In an interview with Gamasutra, Id Software's John Carmack says Blizzard's World of Warcraft has spurred PC gaming, and he reaffirmed his company's support of the PC as a platform.

Carmack described World of Warcraft as "a train driving all the PC sales numbers altogether on gaming." He acknowledged that most players of "higher-end games" play them on the consoles, but said "the PC still has a strong enough margin to make games, and we continue to support it."

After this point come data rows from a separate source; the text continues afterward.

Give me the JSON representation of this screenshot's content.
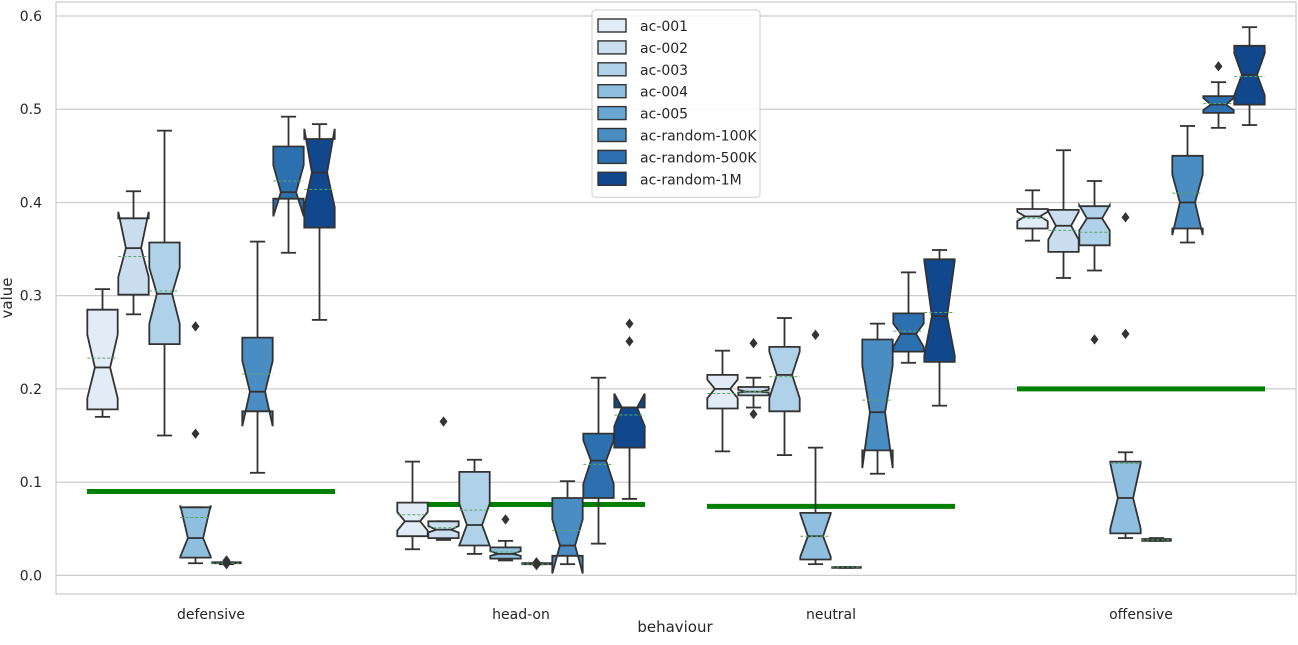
{
  "chart_data": {
    "type": "boxplot",
    "notched": true,
    "show_means": true,
    "xlabel": "behaviour",
    "ylabel": "value",
    "ylim": [
      -0.02,
      0.615
    ],
    "yticks": [
      0.0,
      0.1,
      0.2,
      0.3,
      0.4,
      0.5,
      0.6
    ],
    "ytick_labels": [
      "0.0",
      "0.1",
      "0.2",
      "0.3",
      "0.4",
      "0.5",
      "0.6"
    ],
    "grid": "horizontal",
    "legend_placement": "upper-center",
    "categories": [
      "defensive",
      "head-on",
      "neutral",
      "offensive"
    ],
    "series": [
      {
        "name": "ac-001",
        "color": "#e1ecf7",
        "boxes": [
          {
            "whisker_low": 0.17,
            "q1": 0.178,
            "median": 0.223,
            "q3": 0.285,
            "whisker_high": 0.307,
            "mean": 0.233,
            "notch_low": 0.19,
            "notch_high": 0.258,
            "outliers": []
          },
          {
            "whisker_low": 0.028,
            "q1": 0.042,
            "median": 0.058,
            "q3": 0.078,
            "whisker_high": 0.122,
            "mean": 0.065,
            "notch_low": 0.048,
            "notch_high": 0.068,
            "outliers": []
          },
          {
            "whisker_low": 0.133,
            "q1": 0.179,
            "median": 0.2,
            "q3": 0.215,
            "whisker_high": 0.241,
            "mean": 0.195,
            "notch_low": 0.19,
            "notch_high": 0.21,
            "outliers": []
          },
          {
            "whisker_low": 0.359,
            "q1": 0.372,
            "median": 0.385,
            "q3": 0.393,
            "whisker_high": 0.413,
            "mean": 0.383,
            "notch_low": 0.38,
            "notch_high": 0.39,
            "outliers": []
          }
        ]
      },
      {
        "name": "ac-002",
        "color": "#cadeef",
        "boxes": [
          {
            "whisker_low": 0.28,
            "q1": 0.301,
            "median": 0.351,
            "q3": 0.383,
            "whisker_high": 0.412,
            "mean": 0.342,
            "notch_low": 0.32,
            "notch_high": 0.39,
            "outliers": []
          },
          {
            "whisker_low": 0.038,
            "q1": 0.04,
            "median": 0.049,
            "q3": 0.058,
            "whisker_high": 0.058,
            "mean": 0.051,
            "notch_low": 0.046,
            "notch_high": 0.053,
            "outliers": [
              0.165
            ]
          },
          {
            "whisker_low": 0.18,
            "q1": 0.193,
            "median": 0.197,
            "q3": 0.202,
            "whisker_high": 0.212,
            "mean": 0.197,
            "notch_low": 0.196,
            "notch_high": 0.199,
            "outliers": [
              0.173,
              0.249
            ]
          },
          {
            "whisker_low": 0.319,
            "q1": 0.347,
            "median": 0.375,
            "q3": 0.392,
            "whisker_high": 0.456,
            "mean": 0.37,
            "notch_low": 0.36,
            "notch_high": 0.39,
            "outliers": []
          }
        ]
      },
      {
        "name": "ac-003",
        "color": "#b0d2e8",
        "boxes": [
          {
            "whisker_low": 0.15,
            "q1": 0.248,
            "median": 0.302,
            "q3": 0.357,
            "whisker_high": 0.477,
            "mean": 0.305,
            "notch_low": 0.27,
            "notch_high": 0.33,
            "outliers": []
          },
          {
            "whisker_low": 0.023,
            "q1": 0.032,
            "median": 0.054,
            "q3": 0.111,
            "whisker_high": 0.124,
            "mean": 0.07,
            "notch_low": 0.032,
            "notch_high": 0.077,
            "outliers": []
          },
          {
            "whisker_low": 0.129,
            "q1": 0.176,
            "median": 0.215,
            "q3": 0.245,
            "whisker_high": 0.276,
            "mean": 0.213,
            "notch_low": 0.19,
            "notch_high": 0.24,
            "outliers": []
          },
          {
            "whisker_low": 0.327,
            "q1": 0.354,
            "median": 0.383,
            "q3": 0.396,
            "whisker_high": 0.423,
            "mean": 0.368,
            "notch_low": 0.37,
            "notch_high": 0.397,
            "outliers": [
              0.253
            ]
          }
        ]
      },
      {
        "name": "ac-004",
        "color": "#8fbfdf",
        "boxes": [
          {
            "whisker_low": 0.013,
            "q1": 0.019,
            "median": 0.04,
            "q3": 0.073,
            "whisker_high": 0.073,
            "mean": 0.062,
            "notch_low": 0.02,
            "notch_high": 0.075,
            "outliers": [
              0.152,
              0.267
            ]
          },
          {
            "whisker_low": 0.016,
            "q1": 0.018,
            "median": 0.023,
            "q3": 0.03,
            "whisker_high": 0.037,
            "mean": 0.025,
            "notch_low": 0.021,
            "notch_high": 0.026,
            "outliers": [
              0.06
            ]
          },
          {
            "whisker_low": 0.012,
            "q1": 0.017,
            "median": 0.042,
            "q3": 0.067,
            "whisker_high": 0.137,
            "mean": 0.042,
            "notch_low": 0.02,
            "notch_high": 0.066,
            "outliers": [
              0.258
            ]
          },
          {
            "whisker_low": 0.04,
            "q1": 0.045,
            "median": 0.083,
            "q3": 0.122,
            "whisker_high": 0.132,
            "mean": 0.12,
            "notch_low": 0.05,
            "notch_high": 0.12,
            "outliers": [
              0.384,
              0.259
            ]
          }
        ]
      },
      {
        "name": "ac-005",
        "color": "#68a5d2",
        "boxes": [
          {
            "whisker_low": 0.012,
            "q1": 0.013,
            "median": 0.013,
            "q3": 0.014,
            "whisker_high": 0.014,
            "mean": 0.013,
            "notch_low": 0.013,
            "notch_high": 0.014,
            "outliers": [
              0.012,
              0.016
            ]
          },
          {
            "whisker_low": 0.012,
            "q1": 0.012,
            "median": 0.012,
            "q3": 0.013,
            "whisker_high": 0.013,
            "mean": 0.012,
            "notch_low": 0.012,
            "notch_high": 0.013,
            "outliers": [
              0.011,
              0.014
            ]
          },
          {
            "whisker_low": 0.008,
            "q1": 0.008,
            "median": 0.009,
            "q3": 0.009,
            "whisker_high": 0.009,
            "mean": 0.009,
            "notch_low": 0.008,
            "notch_high": 0.009,
            "outliers": []
          },
          {
            "whisker_low": 0.037,
            "q1": 0.037,
            "median": 0.038,
            "q3": 0.039,
            "whisker_high": 0.04,
            "mean": 0.038,
            "notch_low": 0.037,
            "notch_high": 0.039,
            "outliers": []
          }
        ]
      },
      {
        "name": "ac-random-100K",
        "color": "#4a8dc3",
        "boxes": [
          {
            "whisker_low": 0.11,
            "q1": 0.176,
            "median": 0.197,
            "q3": 0.255,
            "whisker_high": 0.358,
            "mean": 0.216,
            "notch_low": 0.16,
            "notch_high": 0.23,
            "outliers": []
          },
          {
            "whisker_low": 0.012,
            "q1": 0.021,
            "median": 0.032,
            "q3": 0.083,
            "whisker_high": 0.101,
            "mean": 0.048,
            "notch_low": 0.002,
            "notch_high": 0.06,
            "outliers": []
          },
          {
            "whisker_low": 0.109,
            "q1": 0.134,
            "median": 0.175,
            "q3": 0.253,
            "whisker_high": 0.27,
            "mean": 0.188,
            "notch_low": 0.115,
            "notch_high": 0.225,
            "outliers": []
          },
          {
            "whisker_low": 0.357,
            "q1": 0.372,
            "median": 0.4,
            "q3": 0.45,
            "whisker_high": 0.482,
            "mean": 0.41,
            "notch_low": 0.365,
            "notch_high": 0.43,
            "outliers": []
          }
        ]
      },
      {
        "name": "ac-random-500K",
        "color": "#2c70b0",
        "boxes": [
          {
            "whisker_low": 0.346,
            "q1": 0.404,
            "median": 0.411,
            "q3": 0.46,
            "whisker_high": 0.492,
            "mean": 0.423,
            "notch_low": 0.385,
            "notch_high": 0.44,
            "outliers": []
          },
          {
            "whisker_low": 0.034,
            "q1": 0.083,
            "median": 0.123,
            "q3": 0.152,
            "whisker_high": 0.212,
            "mean": 0.119,
            "notch_low": 0.098,
            "notch_high": 0.145,
            "outliers": []
          },
          {
            "whisker_low": 0.228,
            "q1": 0.24,
            "median": 0.259,
            "q3": 0.281,
            "whisker_high": 0.325,
            "mean": 0.262,
            "notch_low": 0.245,
            "notch_high": 0.27,
            "outliers": []
          },
          {
            "whisker_low": 0.48,
            "q1": 0.496,
            "median": 0.505,
            "q3": 0.514,
            "whisker_high": 0.529,
            "mean": 0.506,
            "notch_low": 0.499,
            "notch_high": 0.512,
            "outliers": [
              0.546
            ]
          }
        ]
      },
      {
        "name": "ac-random-1M",
        "color": "#11478c",
        "boxes": [
          {
            "whisker_low": 0.274,
            "q1": 0.373,
            "median": 0.432,
            "q3": 0.468,
            "whisker_high": 0.484,
            "mean": 0.414,
            "notch_low": 0.395,
            "notch_high": 0.479,
            "outliers": []
          },
          {
            "whisker_low": 0.082,
            "q1": 0.137,
            "median": 0.18,
            "q3": 0.18,
            "whisker_high": 0.18,
            "mean": 0.172,
            "notch_low": 0.16,
            "notch_high": 0.195,
            "outliers": [
              0.251,
              0.27
            ]
          },
          {
            "whisker_low": 0.182,
            "q1": 0.229,
            "median": 0.278,
            "q3": 0.339,
            "whisker_high": 0.349,
            "mean": 0.282,
            "notch_low": 0.236,
            "notch_high": 0.337,
            "outliers": []
          },
          {
            "whisker_low": 0.483,
            "q1": 0.505,
            "median": 0.537,
            "q3": 0.568,
            "whisker_high": 0.588,
            "mean": 0.535,
            "notch_low": 0.515,
            "notch_high": 0.56,
            "outliers": []
          }
        ]
      }
    ],
    "reference_lines": [
      {
        "category": "defensive",
        "value": 0.09,
        "color": "#008000"
      },
      {
        "category": "head-on",
        "value": 0.076,
        "color": "#008000"
      },
      {
        "category": "neutral",
        "value": 0.074,
        "color": "#008000"
      },
      {
        "category": "offensive",
        "value": 0.2,
        "color": "#008000"
      }
    ],
    "mean_line_color": "#55a868",
    "box_edge_color": "#333333",
    "grid_color": "#cccccc",
    "background_color": "#ffffff"
  }
}
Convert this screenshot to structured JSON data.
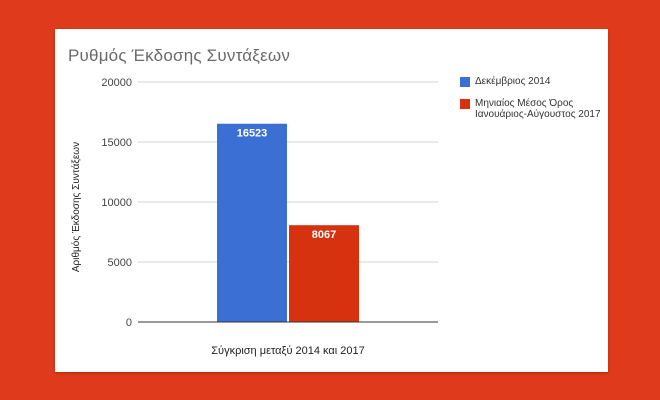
{
  "chart_data": {
    "type": "bar",
    "title": "Ρυθμός Έκδοσης Συντάξεων",
    "xlabel": "Σύγκριση μεταξύ 2014 και 2017",
    "ylabel": "Αριθμός Έκδοσης Συντάξεων",
    "ylim": [
      0,
      20000
    ],
    "yticks": [
      "0",
      "5000",
      "10000",
      "15000",
      "20000"
    ],
    "grid": true,
    "legend_position": "right",
    "categories": [
      "Σύγκριση μεταξύ 2014 και 2017"
    ],
    "series": [
      {
        "name": "Δεκέμβριος 2014",
        "values": [
          16523
        ],
        "label": "16523",
        "color": "#3c6fd3"
      },
      {
        "name": "Μηνιαίος Μέσος Όρος Ιανουάριος-Αύγουστος 2017",
        "values": [
          8067
        ],
        "label": "8067",
        "color": "#d7320f"
      }
    ]
  }
}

The studio head went on to say part of the reason PC gaming has remained less popular is because of well-implemented console connectivity features like Xbox Live and other PC-like options. The company's forthcoming title Rage will launch on Xbox 360 and PlayStation 3 as well as PC and Mac.





Comments

18 Threads* | 135 Comments*



  • I'm sorry but for a good intensive "multiplayer" game with good controls nothing beats a keyboard and mouse. I dont have a problem with consoles because they are basically becoming PC's in sheeps clothing. I just wish the games would be made with keyboard an mouse support. Some games just play better with keyboard and mouse. If you want to use a joystick so be it, but let those of us that choose, have keyboard and mouse and mouse support in the game. For example, with halo 3, its not bad, but I want to use a keyboard and mouse not a flippin joystick.



  • PC gaming always has this or that person evaluating how "healthy" it is or whatever. The fact is, individuals will always have a use for a general computing platform. So long as that platform exists, some bored programmer or CS student will program games for it for fun and profit.

    With that in mind, PC gaming's "health" doesn't matter, seeing as it'll never truly die. Personally, I really do hope all the big league game shops move to making everything for consoles. It'll leave PCs as the realm of small independents not interested in huge start up costs, huge up front investments, gigantic "games" that are just linear stories with stale gameplay, or horrendous grindfests with no real gameplay to speak of like WoW.

    If id continues to support the PC, great. If not, somebody else will be there to fill the gap as the NEXT id. It's always small groups and students coming up with the really awesome stuff anyway.

    Don't sweat the health of PC gaming or what's "driving" it. It'll be there a long time after Microsoft no longer gives a rat's ass about your current console, and you'll always have SOME way to run your old games on your latest PC, which is probably the best part of PC gaming.